Художник наблюдал за размеренными движениями человека с ножом, рассматривал его широкое добродушное лицо — черные, словно нарисованные углем брови срослись у переносицы, под глазами мешки — и размышлял о человеческой жестокости.
Тот же самый человек, что точил сейчас нож, однажды зимним вечером вышел с фонарем во двор и, раскачивая по сугробам свою тень, которая то удлинялась, то укорачивалась от колеблющейся полоски света, заглянул в хлев, где спали овцы, поджав под себя ноги. В темноте фосфорно поблескивали зеленые огромные зрачки. Одна из овец забилась в угол, под куриный насест, и громко блеяла. Он подошел ближе и в свете фонаря увидел у нее в ногах беспомощное существо с пониклыми ушами. На мокрой спине обрисовались позвонки, словно под кожей были протянута веревочка с узелками, длинные ножки подгибались, и ягненок не мог подняться.
Овца блеет. Свет фонаря скользнул по мокрой овечьей шерсти, глаза, блеснув, исчезли в темноте, и человек, чувствуя на шее покалывание снежных иголочек, которые забились за воротник, идет к дому. Ягненок тычется ему в лицо влажной мордочкой, хрустит под ногами снег.
— Барашек! У нас родился барашек! — кричит он и смеется.
Кружат снежинки, выхваченные из темноты тусклым огоньком фонаря. Ребятишки, откинув одеяла, босые, взлохмаченные, высыпали на порог. Мороз заползает под рубахи, но отец не бранит их, не велит поскорей убираться в тепло. Он дает им потрогать вздрагивающие бока этого вестника весны, послушать тоненькое блеяние, от которого чуть звенят окна. В ответ сквозь снежную пелену долетает глухой, протяжный зов овцы. Потом, когда ягненка уложат на охапку соломы и прикроют сверху ивовой корзиной, дети уснут глубоким, блаженным сном.
Все спят. Не спит только мать. На душе у нее необычно весело — точно в доме долгожданный гость. Мужское сердце тоже растрогано. Несколько раз за ночь отец встает, зажигает спичку и наклоняется над корзиной. Барашек спит. Его уши касаются соломы — на каждом снизу черное пятнышко, похожее на сережки; когда по глазам пробегает трепетный огонек спички, он шевелится и тихонько блеет сквозь сон…
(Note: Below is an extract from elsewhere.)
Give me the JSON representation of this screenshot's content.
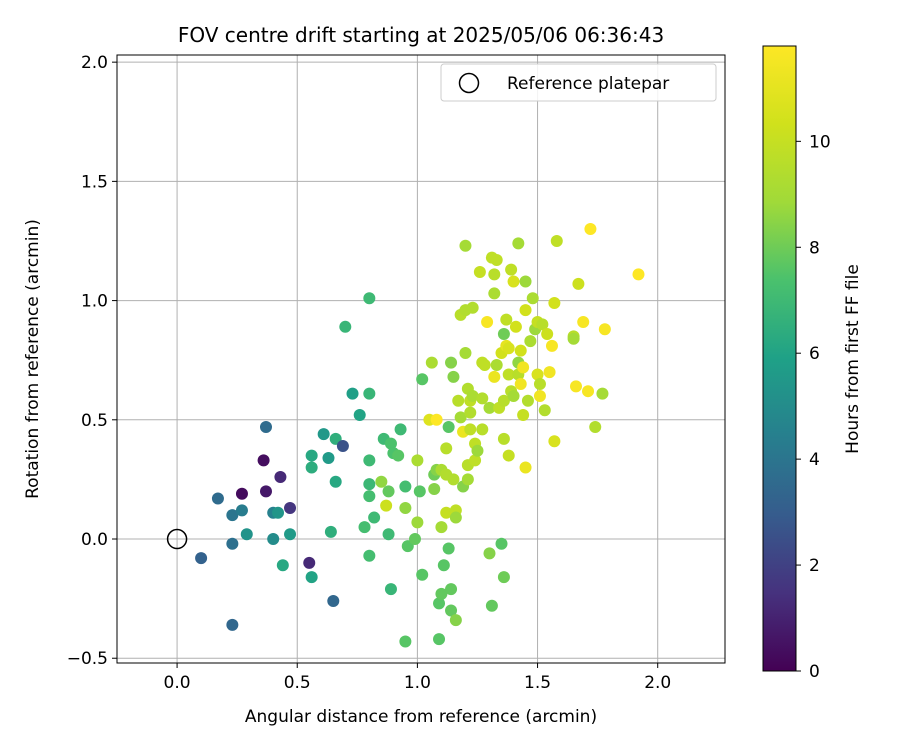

— Зачем ты так безрассудно посягаешь на свою радость, на те часы, когда ты был счастлив? — хотел крикнуть художник человеку с ножом, но тот, сжимая ягненка коленями, ответил бы так:
— Я радовался тогда. Та радость уже миновала. Будни берут свое. Ребятишек за пустой стол не посадишь, им хлеб подавай.
— Так ты ради хлеба берешься за нож?
— Хлеб — он посильнее нас.
— А вспомни тот зимний вечер, когда ты вошел в хлев и обнаружил в углу ягненка?
— Я помню. У сынишки тогда болело горло, а днем я ходил в соседнее село платить налог. Ягненок всю ночь блеял, спать не давал. Комната пропахла мочой… Но, бывает, размякнет душа… Я мог взять этого ягненка за ноги да кинуть к овцам, в хлев. Но ребятишки ему радовались. И я оставил его в доме…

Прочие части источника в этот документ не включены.